IT’S MORE THAN JUST A TIE FOR MOELLERS FROM ILLINOIS

by | Nov 21, 2008 | Detroit Free Press | 0 comments

CHAMPAIGN, Ill. — There were four seconds left; the score was tied and Andy Moeller, blood smeared across his uniform, was rocking back and forth on his feet, just trying to time his leap.

A piece. That’s all he wanted. Just a piece of the football. He knew this field goal try by Illinois would be the last play of the game.

A piece. Just a piece.

The crowd of 76,000 sucked in its breath. Everything was riding on the kick. For Illinois. For Michigan. And for Andy Moeller and his father, Gary — the Wolverines’ defensive coordinator — who had ties to both.

Six years ago, the elder Moeller had been head coach at Illinois. He was fired. It was nasty. Under normal circumstances, the loss of a father’s job is tough for a family to handle. In a fishbowl like Champaign — where Illini football is akin to a religious rite on Saturdays — it was much more difficult.

“I was a sophomore in high school,” Andy would say later. “It was such a big deal here. I don’t agree with how much of a big deal they made (of his father’s firing). It was tough. It was real tough. . . . I don’t like Illinois. No, I don’t like Illinois at all.

“. . . But me and my father are Michigan people now.”

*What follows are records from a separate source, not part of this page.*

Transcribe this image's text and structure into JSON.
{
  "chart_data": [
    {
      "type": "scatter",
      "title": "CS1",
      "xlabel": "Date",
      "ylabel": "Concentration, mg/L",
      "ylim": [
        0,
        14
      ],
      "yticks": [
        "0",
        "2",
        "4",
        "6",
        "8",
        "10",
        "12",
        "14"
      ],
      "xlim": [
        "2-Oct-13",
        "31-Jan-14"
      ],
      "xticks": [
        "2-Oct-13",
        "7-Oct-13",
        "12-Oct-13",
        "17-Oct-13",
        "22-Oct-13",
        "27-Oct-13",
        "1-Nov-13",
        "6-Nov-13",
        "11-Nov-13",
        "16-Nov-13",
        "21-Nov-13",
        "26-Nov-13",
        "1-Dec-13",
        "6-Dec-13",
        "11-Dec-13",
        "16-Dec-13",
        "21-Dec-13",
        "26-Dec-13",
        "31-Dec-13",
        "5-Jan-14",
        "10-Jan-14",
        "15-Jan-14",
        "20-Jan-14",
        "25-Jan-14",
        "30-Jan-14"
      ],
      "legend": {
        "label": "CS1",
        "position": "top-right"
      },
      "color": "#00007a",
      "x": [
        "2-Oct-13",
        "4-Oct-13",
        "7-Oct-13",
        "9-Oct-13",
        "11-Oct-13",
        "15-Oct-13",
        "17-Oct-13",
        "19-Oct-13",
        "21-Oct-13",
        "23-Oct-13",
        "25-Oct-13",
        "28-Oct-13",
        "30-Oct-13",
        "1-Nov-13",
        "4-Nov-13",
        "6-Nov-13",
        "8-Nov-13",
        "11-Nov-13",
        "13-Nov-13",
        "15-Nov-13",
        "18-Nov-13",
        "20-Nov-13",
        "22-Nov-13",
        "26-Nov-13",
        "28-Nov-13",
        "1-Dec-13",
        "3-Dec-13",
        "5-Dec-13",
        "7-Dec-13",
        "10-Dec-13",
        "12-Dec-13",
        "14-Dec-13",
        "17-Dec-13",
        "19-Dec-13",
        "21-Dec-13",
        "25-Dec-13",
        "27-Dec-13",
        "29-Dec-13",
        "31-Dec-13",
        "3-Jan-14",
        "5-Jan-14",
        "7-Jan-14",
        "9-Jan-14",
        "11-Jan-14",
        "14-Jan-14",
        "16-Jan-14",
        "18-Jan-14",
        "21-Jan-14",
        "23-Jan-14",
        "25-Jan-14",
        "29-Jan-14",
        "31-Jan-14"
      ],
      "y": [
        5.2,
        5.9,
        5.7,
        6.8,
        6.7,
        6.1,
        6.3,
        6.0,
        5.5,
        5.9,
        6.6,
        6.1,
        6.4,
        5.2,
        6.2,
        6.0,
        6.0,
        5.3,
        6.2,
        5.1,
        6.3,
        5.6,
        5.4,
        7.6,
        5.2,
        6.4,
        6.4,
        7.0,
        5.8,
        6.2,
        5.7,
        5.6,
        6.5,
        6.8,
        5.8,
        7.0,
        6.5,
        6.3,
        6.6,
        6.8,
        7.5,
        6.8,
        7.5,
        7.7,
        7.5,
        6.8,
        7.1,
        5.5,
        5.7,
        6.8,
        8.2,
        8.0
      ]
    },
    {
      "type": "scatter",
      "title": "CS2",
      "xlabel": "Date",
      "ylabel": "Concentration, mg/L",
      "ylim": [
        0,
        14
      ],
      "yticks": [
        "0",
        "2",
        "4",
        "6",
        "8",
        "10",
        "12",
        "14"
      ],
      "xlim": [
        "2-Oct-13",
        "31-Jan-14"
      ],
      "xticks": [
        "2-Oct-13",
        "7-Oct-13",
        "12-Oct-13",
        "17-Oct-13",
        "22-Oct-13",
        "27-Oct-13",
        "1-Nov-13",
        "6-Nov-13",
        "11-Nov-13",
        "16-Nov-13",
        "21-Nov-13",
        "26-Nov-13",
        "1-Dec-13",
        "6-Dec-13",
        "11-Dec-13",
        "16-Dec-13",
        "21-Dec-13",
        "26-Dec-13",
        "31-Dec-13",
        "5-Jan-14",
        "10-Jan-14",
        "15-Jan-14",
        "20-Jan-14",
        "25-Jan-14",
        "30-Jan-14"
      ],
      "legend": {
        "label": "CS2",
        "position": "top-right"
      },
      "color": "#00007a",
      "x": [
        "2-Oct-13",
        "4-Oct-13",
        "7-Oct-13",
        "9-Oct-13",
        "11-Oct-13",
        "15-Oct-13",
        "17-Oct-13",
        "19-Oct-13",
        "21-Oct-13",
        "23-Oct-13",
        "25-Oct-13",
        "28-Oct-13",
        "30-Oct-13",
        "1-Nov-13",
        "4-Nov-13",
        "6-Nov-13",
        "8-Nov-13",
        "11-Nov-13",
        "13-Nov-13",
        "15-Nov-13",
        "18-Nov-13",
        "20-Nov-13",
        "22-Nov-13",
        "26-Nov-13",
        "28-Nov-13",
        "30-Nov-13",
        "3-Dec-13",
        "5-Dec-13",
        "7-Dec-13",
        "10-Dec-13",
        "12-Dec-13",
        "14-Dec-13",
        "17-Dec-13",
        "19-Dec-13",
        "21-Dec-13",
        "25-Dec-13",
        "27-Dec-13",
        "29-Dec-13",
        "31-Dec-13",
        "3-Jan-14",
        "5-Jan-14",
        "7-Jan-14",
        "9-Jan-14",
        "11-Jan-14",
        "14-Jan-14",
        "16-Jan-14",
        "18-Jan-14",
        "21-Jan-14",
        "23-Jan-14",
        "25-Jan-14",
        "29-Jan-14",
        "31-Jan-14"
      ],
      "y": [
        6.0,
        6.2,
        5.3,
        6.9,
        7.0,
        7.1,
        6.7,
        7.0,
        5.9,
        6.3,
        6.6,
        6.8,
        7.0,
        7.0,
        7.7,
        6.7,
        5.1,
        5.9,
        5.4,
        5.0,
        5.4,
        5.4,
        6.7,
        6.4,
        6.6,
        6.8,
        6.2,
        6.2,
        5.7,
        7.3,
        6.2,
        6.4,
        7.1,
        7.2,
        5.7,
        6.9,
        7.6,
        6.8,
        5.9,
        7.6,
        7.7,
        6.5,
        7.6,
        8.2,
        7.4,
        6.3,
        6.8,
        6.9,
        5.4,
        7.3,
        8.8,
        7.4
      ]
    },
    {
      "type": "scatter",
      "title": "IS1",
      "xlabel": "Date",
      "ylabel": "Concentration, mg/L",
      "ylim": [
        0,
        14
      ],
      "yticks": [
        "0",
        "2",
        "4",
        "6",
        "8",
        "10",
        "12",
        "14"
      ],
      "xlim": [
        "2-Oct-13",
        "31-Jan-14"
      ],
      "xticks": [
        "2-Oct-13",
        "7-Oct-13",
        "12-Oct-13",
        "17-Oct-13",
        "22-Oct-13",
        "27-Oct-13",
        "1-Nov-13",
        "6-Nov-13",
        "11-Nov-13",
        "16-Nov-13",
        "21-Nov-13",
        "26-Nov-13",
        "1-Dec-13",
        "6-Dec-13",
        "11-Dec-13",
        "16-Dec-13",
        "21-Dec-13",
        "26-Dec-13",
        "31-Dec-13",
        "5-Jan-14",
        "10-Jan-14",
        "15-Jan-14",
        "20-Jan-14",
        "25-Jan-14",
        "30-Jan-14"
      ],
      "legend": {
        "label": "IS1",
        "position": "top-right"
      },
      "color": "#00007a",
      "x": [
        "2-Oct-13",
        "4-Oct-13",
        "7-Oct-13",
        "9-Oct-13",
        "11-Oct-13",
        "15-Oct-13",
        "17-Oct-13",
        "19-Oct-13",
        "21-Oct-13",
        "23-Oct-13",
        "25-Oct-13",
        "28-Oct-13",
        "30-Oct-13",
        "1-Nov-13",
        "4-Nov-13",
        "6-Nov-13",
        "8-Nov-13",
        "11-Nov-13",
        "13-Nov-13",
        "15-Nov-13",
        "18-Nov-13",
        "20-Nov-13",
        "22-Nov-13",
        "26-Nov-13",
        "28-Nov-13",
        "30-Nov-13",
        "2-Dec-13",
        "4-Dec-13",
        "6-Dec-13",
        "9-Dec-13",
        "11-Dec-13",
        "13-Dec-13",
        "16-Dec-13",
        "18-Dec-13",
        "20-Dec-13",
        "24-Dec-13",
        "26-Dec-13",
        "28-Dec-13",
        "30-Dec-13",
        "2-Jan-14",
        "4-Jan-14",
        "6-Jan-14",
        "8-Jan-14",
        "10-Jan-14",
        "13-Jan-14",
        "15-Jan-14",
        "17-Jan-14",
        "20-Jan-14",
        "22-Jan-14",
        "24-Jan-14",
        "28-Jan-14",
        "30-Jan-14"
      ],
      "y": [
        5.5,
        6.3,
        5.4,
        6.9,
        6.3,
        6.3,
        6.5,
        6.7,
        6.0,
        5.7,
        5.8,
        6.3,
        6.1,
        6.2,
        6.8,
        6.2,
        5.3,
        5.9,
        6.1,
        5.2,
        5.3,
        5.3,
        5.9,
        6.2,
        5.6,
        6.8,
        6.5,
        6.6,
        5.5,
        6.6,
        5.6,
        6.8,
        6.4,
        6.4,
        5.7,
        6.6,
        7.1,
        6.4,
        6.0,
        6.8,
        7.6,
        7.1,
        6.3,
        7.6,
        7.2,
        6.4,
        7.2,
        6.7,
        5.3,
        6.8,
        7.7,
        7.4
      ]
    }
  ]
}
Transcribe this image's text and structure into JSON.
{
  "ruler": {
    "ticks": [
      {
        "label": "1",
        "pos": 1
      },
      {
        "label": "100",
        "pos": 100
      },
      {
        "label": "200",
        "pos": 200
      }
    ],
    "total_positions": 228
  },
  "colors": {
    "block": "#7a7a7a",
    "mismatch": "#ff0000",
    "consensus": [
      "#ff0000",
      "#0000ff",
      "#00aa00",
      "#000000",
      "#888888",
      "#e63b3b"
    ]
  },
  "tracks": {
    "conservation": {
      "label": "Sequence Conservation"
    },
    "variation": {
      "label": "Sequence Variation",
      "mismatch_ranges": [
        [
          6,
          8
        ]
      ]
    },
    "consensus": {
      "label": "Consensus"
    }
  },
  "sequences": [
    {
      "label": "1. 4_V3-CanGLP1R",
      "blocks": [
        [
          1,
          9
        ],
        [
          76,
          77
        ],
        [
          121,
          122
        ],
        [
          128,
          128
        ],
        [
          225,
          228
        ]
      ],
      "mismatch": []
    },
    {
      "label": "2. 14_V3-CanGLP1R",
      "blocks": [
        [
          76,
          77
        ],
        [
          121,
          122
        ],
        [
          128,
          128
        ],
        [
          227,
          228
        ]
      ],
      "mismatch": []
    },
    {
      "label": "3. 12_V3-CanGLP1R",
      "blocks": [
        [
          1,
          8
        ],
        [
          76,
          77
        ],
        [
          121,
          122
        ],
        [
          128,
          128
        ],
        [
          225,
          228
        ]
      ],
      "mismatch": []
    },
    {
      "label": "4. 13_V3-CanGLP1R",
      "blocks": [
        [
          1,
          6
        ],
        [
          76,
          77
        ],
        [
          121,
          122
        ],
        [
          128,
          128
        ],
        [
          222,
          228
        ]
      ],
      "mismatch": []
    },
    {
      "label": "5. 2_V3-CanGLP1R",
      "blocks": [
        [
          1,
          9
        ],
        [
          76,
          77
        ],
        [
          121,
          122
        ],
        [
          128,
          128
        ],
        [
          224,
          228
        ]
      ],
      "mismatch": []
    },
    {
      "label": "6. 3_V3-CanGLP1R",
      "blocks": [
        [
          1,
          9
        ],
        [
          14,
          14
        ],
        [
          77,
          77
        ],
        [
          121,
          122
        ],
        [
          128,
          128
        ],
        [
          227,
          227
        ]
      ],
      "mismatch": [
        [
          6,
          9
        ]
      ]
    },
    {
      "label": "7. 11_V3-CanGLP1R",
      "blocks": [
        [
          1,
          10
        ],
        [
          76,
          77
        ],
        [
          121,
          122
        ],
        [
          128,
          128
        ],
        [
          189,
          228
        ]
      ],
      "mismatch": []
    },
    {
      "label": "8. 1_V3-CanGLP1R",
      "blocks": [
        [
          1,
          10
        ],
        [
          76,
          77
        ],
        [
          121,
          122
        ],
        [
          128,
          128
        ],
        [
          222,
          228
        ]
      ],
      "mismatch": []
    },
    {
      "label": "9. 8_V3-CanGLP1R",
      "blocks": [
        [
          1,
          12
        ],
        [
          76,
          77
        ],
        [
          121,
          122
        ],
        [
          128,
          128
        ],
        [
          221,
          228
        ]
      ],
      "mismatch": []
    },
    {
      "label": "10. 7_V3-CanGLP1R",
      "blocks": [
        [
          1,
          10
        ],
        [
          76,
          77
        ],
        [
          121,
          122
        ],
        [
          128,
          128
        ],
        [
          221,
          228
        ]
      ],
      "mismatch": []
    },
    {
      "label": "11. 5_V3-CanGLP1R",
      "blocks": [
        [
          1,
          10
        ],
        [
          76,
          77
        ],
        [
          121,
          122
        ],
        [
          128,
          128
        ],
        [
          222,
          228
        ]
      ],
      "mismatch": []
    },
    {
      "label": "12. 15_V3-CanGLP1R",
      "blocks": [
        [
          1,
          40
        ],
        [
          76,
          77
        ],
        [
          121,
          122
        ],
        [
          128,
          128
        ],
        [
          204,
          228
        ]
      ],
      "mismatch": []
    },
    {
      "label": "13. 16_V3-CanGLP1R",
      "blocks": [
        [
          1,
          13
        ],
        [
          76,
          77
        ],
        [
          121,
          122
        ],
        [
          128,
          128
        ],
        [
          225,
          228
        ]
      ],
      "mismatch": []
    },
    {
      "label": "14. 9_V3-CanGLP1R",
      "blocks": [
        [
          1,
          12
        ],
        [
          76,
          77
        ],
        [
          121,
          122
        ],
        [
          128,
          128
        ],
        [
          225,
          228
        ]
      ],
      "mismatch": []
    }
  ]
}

And they were both locked intently on that final snap, the last chance for the Wolverines defense to salvage a win from this football game. How fitting that it came down to the defense. How fitting that the ties that bind were being tested at the moment of truth. Time to get psyched

Michigan called a time-out. Make the kicker think about it. The defense regrouped around coach Moeller, who reviewed the best ways to get in for a block. His son listened. Just like any other player.

On the sidelines the Moellers don’t talk much, at least not any more than any other inside linebacker would talk to his defensive coach. But both knew what this game meant.

“Andy was jacked up for this game,” his father would say later. “There was something special about it, no question. We didn’t talk about it too much, but we knew.”

A father fights for his son dozens of times over a normal lifetime — defends him, supports him, helps him. How many chances come to do it in reverse?

Here was one.

The defensive unit trotted back on the field. Again the crowd was whooped into a frenzy. It was only a 37-yard field goal. If it was good, Illinois would win 6-3.

All game long, Michigan’s defense had been nothing short of spectacular. It simply did not let Illinois in close. The defense played as if the area inside the 20-yard line was mined. It’s nothing new. U-M’s played that way all season, having allowed but two touchdowns in its first seven games.

Now here it was against a team that was averaging nearly 27 points a game
— a team that boasted a spectacular quarterback named Jack Trudeau, who was breaking all sorts of passing records.

And all game long, Andy Moeller had been in on the tackles. He led the team
— more tackles than anyone. If they came up the middle, he was there. Tackle. If Trudeau dumped a pass over the middle, he was there. Another tackle. On Illinois’ last drive alone, Moeller made four stops.

Now, the last play of the game. Saving the day

The ball was snapped. Moeller came charging in, lept high, straining every fiber in his body to get even an extra quarter inch of height, anything that would deliver the delicious feel of ball against his fingers.

He didn’t get it.

But someone else did.

Dieter Heren, a senior defensive back, tipped the kick. It floated softly towards the uprights, and then, almost unbelievably, hit the crossbar and plunked back towards the field.

No good.

The Michigan players broke into a celebration. Sure, a tie isn’t anything to celebrate — unless you were expecting a loss.

“You take a vote and 99 percent of the people will say you’re gonna lose a game like that,” said Andy Moeller. “But we never give up. We just believe we’re going to win — we’re going to stop them.”

They did. And, if it gets recorded in the history books as merely a tie, in the Moeller family scrapbook it will go down as something more. Father and son remember leaving here in 1979. They remember the newspaper articles, the snide comments, the way Andy had to transfer high schools after his sophomore year.

“It was extra incentive,” Andy said. “You try not to make too much out of it. But you can’t help but think about it.”

And they’ll think about how the defense — designed by the father, executed by the son — helped pull a tie out of a defeat. It was bittersweet. But it felt OK.